Einstein se rend compte très tôt de l’intérêt d’observer les éclipses totales de soleil pour mesurer la valeur prédite (en comparant les positions des étoiles très proches du disque solaire lors de l’éclipse avec leurs nouvelles positions en dehors de l’éclipse). Il presse donc les astronomes pour qu’ils organisent des campagnes d’observations d’éclipses dans le monde dès que possible. Une tentative (qui aurait en fait consisté à comparer les mesures avec une valeur théorique erronée !) a lieu en 1914 à destination de la péninsule de Crimée en Russie mais échoue car entre temps la première guerre mondiale est déclarée.
En 1915, Einstein reprend les calculs dans le cadre de sa monumentale théorie de la relativité générale, désormais achevée. Il réalise alors son erreur : la nouvelle valeur prédite est égale à deux fois la valeur newtonienne, soit 1,74 seconde d’arc. La cause de cette différence est précisément la courbure de l’espace-temps propre à la relativité générale. Notons également que le résultat s’applique à des particules de masse nulle, ce qui était impensable en physique newtonienne.
Finalement, la première campagne d’observations d’une éclipse est réalisée par Eddington en 1919 à partir de trois ensembles de mesures (Sobral avec petit et grand télescope ainsi que l’île de Principe).

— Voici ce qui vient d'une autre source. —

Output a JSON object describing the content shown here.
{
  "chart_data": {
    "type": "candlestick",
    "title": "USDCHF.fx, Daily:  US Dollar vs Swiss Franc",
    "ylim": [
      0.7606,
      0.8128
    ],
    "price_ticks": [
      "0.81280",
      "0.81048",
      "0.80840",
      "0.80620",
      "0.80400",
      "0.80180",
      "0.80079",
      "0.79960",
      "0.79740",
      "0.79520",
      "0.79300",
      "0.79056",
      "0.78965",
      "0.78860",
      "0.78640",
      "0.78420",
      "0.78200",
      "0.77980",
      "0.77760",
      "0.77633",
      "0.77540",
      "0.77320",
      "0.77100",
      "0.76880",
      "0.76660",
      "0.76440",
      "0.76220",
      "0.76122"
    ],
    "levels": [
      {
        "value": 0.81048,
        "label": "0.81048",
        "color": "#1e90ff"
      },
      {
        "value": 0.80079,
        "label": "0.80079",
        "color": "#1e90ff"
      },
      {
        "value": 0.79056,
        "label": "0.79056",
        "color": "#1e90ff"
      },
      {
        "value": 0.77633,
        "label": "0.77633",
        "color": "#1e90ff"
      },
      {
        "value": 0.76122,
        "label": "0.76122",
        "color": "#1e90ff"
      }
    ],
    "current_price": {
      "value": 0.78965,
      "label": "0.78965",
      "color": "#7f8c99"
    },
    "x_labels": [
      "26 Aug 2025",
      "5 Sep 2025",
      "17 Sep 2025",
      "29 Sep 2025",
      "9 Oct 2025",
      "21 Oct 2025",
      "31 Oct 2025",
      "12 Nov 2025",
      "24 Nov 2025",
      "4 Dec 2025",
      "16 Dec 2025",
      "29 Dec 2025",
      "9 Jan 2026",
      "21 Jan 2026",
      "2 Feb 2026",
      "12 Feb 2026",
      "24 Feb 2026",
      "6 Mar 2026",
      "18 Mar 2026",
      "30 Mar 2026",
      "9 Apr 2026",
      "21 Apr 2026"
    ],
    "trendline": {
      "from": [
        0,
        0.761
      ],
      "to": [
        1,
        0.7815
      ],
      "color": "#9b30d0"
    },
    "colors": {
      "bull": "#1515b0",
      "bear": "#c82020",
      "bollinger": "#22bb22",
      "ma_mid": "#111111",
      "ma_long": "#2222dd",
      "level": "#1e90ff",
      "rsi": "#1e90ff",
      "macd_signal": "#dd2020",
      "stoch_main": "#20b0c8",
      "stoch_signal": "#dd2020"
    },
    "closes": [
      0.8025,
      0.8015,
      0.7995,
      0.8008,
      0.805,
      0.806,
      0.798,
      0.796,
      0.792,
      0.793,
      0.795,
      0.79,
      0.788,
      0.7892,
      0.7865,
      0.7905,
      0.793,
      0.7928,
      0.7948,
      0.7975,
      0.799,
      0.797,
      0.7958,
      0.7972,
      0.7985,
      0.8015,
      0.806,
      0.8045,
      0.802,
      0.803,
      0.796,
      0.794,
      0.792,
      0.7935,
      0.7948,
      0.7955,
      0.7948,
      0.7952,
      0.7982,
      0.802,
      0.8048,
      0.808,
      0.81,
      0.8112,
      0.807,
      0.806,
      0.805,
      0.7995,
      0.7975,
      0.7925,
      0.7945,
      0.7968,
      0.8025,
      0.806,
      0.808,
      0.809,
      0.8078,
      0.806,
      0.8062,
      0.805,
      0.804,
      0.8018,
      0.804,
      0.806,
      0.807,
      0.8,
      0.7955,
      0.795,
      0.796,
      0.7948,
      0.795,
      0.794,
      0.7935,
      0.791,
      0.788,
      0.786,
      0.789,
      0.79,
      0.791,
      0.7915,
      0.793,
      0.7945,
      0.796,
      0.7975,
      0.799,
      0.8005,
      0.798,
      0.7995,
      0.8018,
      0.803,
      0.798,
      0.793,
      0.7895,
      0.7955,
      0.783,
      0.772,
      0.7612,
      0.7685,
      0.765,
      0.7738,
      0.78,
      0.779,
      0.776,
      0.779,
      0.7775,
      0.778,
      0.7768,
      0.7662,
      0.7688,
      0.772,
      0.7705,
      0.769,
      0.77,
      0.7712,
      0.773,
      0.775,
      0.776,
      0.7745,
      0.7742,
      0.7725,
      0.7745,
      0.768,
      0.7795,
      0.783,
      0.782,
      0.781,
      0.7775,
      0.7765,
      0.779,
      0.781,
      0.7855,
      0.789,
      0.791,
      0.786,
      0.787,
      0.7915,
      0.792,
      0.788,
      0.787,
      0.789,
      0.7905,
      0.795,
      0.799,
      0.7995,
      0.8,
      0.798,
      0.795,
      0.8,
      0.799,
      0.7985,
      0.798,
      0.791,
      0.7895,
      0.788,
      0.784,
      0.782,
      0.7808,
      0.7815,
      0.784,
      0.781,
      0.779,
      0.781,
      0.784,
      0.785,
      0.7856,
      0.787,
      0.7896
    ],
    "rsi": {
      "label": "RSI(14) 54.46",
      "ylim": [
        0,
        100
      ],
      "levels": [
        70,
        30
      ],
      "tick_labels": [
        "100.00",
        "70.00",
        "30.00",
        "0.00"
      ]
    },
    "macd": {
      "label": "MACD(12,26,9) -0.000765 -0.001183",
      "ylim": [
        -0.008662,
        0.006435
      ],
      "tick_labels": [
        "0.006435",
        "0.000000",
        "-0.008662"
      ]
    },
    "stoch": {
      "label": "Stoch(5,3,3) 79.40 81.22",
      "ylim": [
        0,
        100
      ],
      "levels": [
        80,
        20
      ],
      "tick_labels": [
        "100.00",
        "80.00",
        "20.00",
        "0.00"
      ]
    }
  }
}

C’est le petit télescope de Sobral qui fournit les mesures de meilleure qualité car les observations à Principe sont gênées par des nuages – d’autre part des problèmes techniques entachent les mesures du grand télescope de Sobral. Eddington présente les résultats séparément pour ne pas fausser les données. La valeur mesurée à Sobral (petit télescope) est 1,98 ± 0,12 seconde d’arc et les observations confirment donc la valeur prédite par Einstein (1,74 seconde d’arc) avec une marge de 20%.
L’annonce retentissante faite par Eddington le 6 novembre 1919 à la Royal Society de Londres immortalise donc le Soleil comme la première lentille gravitationnelle découverte (en tant que déformation de l’espace-temps).
Figure 2 : Parcours de l’éclipse solaire de mai 1919 (image revue Nature, 1919, n°102).Cette ’expédition frappe les esprits parce que c’est une équipe de savants anglais (de la Royal Astronomical Society) qui vérifie la théorie d’un savant allemand, Einstein, et ce juste après la fin de la Première Guerre mondiale.
Figure 2bis : Principe d’observation de la déflexion de rayons lumineux frôlant la surface du soleil (schéma issu de l’ouvrage d’Eddington, 1920) : la trajectoire de la lumière issue de l’étoile P (considérée à l’infini) est courbée au voisinage du Soleil et, atteignant la Terre en E, semble provenir de P’.
Cependant une lentille gravitationnelle peut entraîner des effets bien plus extraordinaires que le simple décalage en position des étoiles et révéler la présence d’objets indétectables par d’autres moyens. Dès 1912, alors qu’il luttait encore pour élaborer sa future théorie de la gravitation, Einstein établit les équations décrivant les propriétés de lentille gravitationnelle d’une étoile. On a retrouvé des pages manuscrites écrites de sa main mais non publiées. Il déduit correctement qu’un étoile agirait comme une lentille en amplifiant la lumière émise par une étoile en arrière plan ou même, dans certains cas, en produisant une image double de la source unique. Il ne publie pas ces résultats ; il utilise encore à cette époque la mauvaise valeur pour la courbure des rayons lumineux. Le sujet tombe dans l’oubli mais ce ne fut en fait qu’une… éclipse.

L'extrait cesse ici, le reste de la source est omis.